4. Ai fini di cui al comma 3 e secondo quanto previsto dal comma 1 dell'art. 4, sono regolate, con riguardo ai momenti della progettazione, della messa in opera e dell'esercizio, le caratteristiche energetiche degli edifici e degli impianti non di processo ad essi associati, nonché dei componenti degli edifici e degli impianti.

5. Per le innovazioni relative all'adozione di sistemi di termoregolazione e di contabilizzazione del calore e per il conseguente riparto degli oneri di riscaldamento in base al consumo effettivamente registrato, l'assemblea di condominio decide a maggioranza, in deroga agli articoli 1120 e 1136 del codice civile.

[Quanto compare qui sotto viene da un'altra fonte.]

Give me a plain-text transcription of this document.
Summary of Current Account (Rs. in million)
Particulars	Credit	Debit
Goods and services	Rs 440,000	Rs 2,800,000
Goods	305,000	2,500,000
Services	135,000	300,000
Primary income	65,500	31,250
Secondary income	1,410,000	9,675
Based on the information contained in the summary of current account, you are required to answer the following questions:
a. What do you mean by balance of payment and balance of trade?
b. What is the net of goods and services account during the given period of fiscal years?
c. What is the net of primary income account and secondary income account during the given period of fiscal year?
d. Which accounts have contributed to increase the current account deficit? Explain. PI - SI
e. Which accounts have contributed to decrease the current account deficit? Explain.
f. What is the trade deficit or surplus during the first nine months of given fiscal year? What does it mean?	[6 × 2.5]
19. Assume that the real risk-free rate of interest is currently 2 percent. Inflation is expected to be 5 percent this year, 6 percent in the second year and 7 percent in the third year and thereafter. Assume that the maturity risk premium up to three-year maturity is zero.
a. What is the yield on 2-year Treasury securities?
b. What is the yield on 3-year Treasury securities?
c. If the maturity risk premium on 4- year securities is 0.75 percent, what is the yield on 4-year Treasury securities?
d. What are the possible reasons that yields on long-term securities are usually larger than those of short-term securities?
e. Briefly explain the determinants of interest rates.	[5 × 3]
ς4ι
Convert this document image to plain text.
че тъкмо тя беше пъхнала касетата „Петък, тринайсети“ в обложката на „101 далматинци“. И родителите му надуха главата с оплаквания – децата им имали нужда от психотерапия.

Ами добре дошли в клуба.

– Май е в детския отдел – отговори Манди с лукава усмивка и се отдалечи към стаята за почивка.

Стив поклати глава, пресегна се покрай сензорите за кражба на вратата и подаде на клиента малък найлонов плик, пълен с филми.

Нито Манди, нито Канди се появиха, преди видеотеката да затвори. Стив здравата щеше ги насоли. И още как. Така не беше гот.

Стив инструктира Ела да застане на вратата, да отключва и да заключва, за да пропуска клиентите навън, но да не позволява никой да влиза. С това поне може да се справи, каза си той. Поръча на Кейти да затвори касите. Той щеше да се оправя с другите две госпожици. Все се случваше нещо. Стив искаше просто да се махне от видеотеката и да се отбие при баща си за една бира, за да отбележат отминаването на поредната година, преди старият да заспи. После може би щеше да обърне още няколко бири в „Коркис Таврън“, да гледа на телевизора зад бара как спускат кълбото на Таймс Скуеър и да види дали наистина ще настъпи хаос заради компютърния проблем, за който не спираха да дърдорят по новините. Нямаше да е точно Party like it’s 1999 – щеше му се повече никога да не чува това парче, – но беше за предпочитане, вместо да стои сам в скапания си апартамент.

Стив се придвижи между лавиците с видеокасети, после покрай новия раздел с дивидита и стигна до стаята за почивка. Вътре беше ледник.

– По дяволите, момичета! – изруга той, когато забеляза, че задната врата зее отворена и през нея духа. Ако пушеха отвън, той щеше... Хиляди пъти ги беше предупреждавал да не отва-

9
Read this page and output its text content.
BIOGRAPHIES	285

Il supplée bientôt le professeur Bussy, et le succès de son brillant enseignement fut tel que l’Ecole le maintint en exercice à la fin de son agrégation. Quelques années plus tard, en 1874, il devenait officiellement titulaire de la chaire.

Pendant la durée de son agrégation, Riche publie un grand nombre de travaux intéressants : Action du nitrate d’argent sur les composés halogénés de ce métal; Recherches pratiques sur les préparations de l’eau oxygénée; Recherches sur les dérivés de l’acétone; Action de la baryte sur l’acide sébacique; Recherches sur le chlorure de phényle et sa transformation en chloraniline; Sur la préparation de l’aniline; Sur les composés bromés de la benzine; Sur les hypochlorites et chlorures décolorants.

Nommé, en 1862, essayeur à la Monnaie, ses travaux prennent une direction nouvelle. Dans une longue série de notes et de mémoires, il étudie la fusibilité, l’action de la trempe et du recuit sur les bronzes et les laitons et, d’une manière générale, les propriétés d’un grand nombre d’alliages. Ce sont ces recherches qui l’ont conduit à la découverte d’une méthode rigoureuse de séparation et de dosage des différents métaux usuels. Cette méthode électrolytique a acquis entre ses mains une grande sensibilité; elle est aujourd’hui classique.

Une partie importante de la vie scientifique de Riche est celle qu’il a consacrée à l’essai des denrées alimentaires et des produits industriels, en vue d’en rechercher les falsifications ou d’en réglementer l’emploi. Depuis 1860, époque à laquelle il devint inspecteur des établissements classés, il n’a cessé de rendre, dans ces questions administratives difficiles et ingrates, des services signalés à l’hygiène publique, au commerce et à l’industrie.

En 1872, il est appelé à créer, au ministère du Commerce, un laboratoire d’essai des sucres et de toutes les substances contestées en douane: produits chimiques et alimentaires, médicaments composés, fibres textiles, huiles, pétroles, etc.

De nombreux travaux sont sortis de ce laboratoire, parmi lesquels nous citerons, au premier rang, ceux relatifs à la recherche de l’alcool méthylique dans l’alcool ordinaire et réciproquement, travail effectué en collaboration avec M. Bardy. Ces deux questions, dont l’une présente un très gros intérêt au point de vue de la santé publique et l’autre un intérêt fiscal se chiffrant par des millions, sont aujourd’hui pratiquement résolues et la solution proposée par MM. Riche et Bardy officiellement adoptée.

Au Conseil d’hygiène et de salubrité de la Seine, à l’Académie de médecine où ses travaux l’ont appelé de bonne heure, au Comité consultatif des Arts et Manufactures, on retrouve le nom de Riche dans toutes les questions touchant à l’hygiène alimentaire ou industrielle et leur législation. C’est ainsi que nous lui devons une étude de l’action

6. Gli impianti di riscaldamento al servizio di edifici di nuova costruzione, la cui concessione edilizia sia rilasciata dopo la data di entrata in vigore della presente legge, devono essere progettati e realizzati in modo tale da consentire l'adozione di sistemi di termoregolazione e di contabilizzazione del calore per ogni singola unità immobiliare.

7. Negli edifici di proprietà pubblica o adibiti ad uso pubblico è  fatto obbligo di soddisfare il fabbisogno energetico degli stessi favorendo il ricorso a fonti rinnovabili di energia o assimilate salvo impedimenti di natura tecnica od economica.

8. La progettazione di nuovi edifici pubblici deve prevedere la realizzazione di ogni impianto, opera ed installazione utili alla conservazione, al risparmio e all'uso razionale dell'energia. CFR

Maggioranze condominiali e risparmio energetico: cambia la legge

Con il decreto legislativo 29 dicembre 2006, n. 311  

Il decreto legislativo che ha modificato il codice dell’energia ha anche “ritoccato” la legge n. 10/91 e, in particolare il comma 2 dell’articolo 26. Queste le novità:   

a)      Si fa riferimento più genericamente all’articolo 1 (e non più all’articolo 8 che dà un elenco di interventi);

b)      Si parla di interventi “individuati attraverso un attestato di certificazione energetica o una diagnosi energetica”. Ora, la certificazione energetica si dà a intervento concluso. La definizione “diagnosi energetica” è diversa. Il. Dlgs n. 192/2005 (codice dell’energia), la vede come uno studio che fotografia dello stato di fatto e suggerisce gli interventi atti ad ottenere un maggiore risparmio. Pertanto la diagnosi energetica si fa prima dell’intervento. Quindi “attestato di certificazione energetica o diagnosi energetica” significa che gli interventi con le maggioranze ridotte possono essere individuati prima di eseguirli, oppure accertati in seguito, dopo averli eseguiti, indifferentemente. Interessanti le conseguenze se si ricorre alla certificazione energetica “a posteriori”. Ci si può chiedere: se la certificazione non si riesce ad ottenere, le relative decisioni assunte a maggioranza semplificata sono impugnabili in giudizio, anche se è trascorso più di un mese da quando sono state assunte? Oppure il termine di 30 giorni per l’impugnazione decorre da quando si è avuto notizia che la certificazione energetica non si riesce a conseguire? Dubbi potrebbero sorgere anche nel caso in cui la diagnosi energetica ci sia, ma poi le opere non riescano a conseguire la certificazione.  

c)      Si chiarisce che le decisioni condominiali sono valide se adottate con la maggioranza semplice delle quote millesimali (501 millesimi). Ciò riconferma l’orientamento giurisprudenziale consolidato.